9. The privacy-preserving medical data processing system according to claim 8, characterized in that, The file update module includes: The stage result extraction unit is used to extract the result content to be written and generate the stage processing result; The stage result writing unit is used to write the stage processing results into the structured medical record; The archive update module further includes an update strategy, which comprises stage result extraction logic and stage result writing logic. The stage result extraction logic is configured within the stage result extraction unit, and the stage result writing logic is configured within the stage result writing unit. The stage result writing logic includes: Retrieve the corresponding record from the structured medical records and determine the target write location corresponding to the stage processing result; The results of the stage processing are encapsulated to generate a result writing payload, wherein the result writing payload includes at least one of the following: stage result content, result generation time information, and minimum witness set identifier information corresponding to the stage processing result; The result is written to the payload and associated with the existing file content in the structured medical record to form a result record associated with the target object in the structured medical record; The structured medical records that have been written are then updated to complete the writing of the results of the previous stage of processing.

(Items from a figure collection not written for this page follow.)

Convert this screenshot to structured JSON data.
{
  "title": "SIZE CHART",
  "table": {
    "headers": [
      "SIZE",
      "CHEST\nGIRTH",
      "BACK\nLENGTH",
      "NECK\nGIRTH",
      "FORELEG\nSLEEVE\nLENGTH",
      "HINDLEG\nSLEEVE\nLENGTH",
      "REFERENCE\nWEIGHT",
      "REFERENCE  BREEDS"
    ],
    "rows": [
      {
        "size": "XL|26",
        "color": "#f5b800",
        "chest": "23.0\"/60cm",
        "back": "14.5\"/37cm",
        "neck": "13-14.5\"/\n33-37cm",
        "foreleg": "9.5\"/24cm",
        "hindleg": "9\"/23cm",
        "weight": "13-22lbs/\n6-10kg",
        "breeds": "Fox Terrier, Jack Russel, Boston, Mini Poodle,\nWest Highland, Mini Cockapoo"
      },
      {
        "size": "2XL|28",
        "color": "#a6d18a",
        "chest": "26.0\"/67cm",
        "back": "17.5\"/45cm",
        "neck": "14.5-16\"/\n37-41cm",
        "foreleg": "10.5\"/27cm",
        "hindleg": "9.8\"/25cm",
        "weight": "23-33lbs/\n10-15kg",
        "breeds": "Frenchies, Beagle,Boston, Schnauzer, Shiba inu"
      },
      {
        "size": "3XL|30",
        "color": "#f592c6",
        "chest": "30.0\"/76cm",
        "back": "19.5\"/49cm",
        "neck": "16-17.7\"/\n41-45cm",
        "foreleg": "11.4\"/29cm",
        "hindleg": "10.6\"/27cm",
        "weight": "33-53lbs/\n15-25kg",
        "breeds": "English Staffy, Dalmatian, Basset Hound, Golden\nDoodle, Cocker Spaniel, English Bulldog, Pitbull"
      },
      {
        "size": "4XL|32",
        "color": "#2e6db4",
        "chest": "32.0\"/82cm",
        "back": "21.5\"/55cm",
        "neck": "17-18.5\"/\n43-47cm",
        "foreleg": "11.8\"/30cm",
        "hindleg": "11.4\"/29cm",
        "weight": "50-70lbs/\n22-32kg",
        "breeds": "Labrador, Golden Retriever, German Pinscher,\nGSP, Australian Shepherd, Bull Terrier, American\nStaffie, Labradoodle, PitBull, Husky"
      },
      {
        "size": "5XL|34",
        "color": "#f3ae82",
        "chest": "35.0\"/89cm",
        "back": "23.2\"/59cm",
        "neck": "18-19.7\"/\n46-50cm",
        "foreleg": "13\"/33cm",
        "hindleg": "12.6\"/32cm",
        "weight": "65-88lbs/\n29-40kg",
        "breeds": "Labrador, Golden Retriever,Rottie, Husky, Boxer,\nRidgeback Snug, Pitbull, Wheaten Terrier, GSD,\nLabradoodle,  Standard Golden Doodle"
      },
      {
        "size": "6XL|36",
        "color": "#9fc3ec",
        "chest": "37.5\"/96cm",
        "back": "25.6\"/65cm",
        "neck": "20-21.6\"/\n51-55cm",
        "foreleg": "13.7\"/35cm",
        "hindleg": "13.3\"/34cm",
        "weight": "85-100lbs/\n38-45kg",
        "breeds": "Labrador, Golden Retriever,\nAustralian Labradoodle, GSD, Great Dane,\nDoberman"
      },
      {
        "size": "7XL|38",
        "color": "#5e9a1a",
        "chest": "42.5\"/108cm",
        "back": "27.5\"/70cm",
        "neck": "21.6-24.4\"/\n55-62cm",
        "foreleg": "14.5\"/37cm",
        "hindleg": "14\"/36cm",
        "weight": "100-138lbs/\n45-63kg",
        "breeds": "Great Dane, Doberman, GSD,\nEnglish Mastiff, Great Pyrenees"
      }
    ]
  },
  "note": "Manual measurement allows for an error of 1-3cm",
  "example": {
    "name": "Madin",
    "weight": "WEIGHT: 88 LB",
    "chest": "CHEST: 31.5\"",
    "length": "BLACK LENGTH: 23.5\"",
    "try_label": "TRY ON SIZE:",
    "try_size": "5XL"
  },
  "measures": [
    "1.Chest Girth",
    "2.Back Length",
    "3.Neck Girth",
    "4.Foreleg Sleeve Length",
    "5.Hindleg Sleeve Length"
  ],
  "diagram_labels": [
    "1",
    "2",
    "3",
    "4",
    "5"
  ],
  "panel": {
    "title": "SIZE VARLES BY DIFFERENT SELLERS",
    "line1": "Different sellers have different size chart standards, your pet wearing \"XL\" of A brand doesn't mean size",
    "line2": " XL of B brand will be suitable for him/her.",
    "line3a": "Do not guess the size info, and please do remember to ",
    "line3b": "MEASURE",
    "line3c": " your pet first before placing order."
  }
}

10. The privacy-preserving medical data processing system according to claim 9, characterized in that, The logic for extracting the stage results includes: Based on the data unit, current evidence elements are extracted, and based on the target data view, historical evidence elements are extracted. The current evidence elements are extracted by parsing the field content, time range information, and source category information in the data unit, and the historical evidence elements are extracted by parsing the field distribution content, time organization content, and source organization content in the target data view. Based on the correspondence between the current evidence elements and the historical evidence elements, a candidate witness relationship set is constructed. The candidate witness relationship set is used to characterize the joint support relationship between different evidence elements for the same stage state. The joint support relationship is used to characterize the degree of joint support between the current evidence elements and the historical evidence elements in terms of field category consistency, time evolution continuity, and source distribution correlation. The minimum evidence combination is selected from the candidate witness relationship set to determine the minimum witness set, and the stage processing result is generated based on the minimum witness set.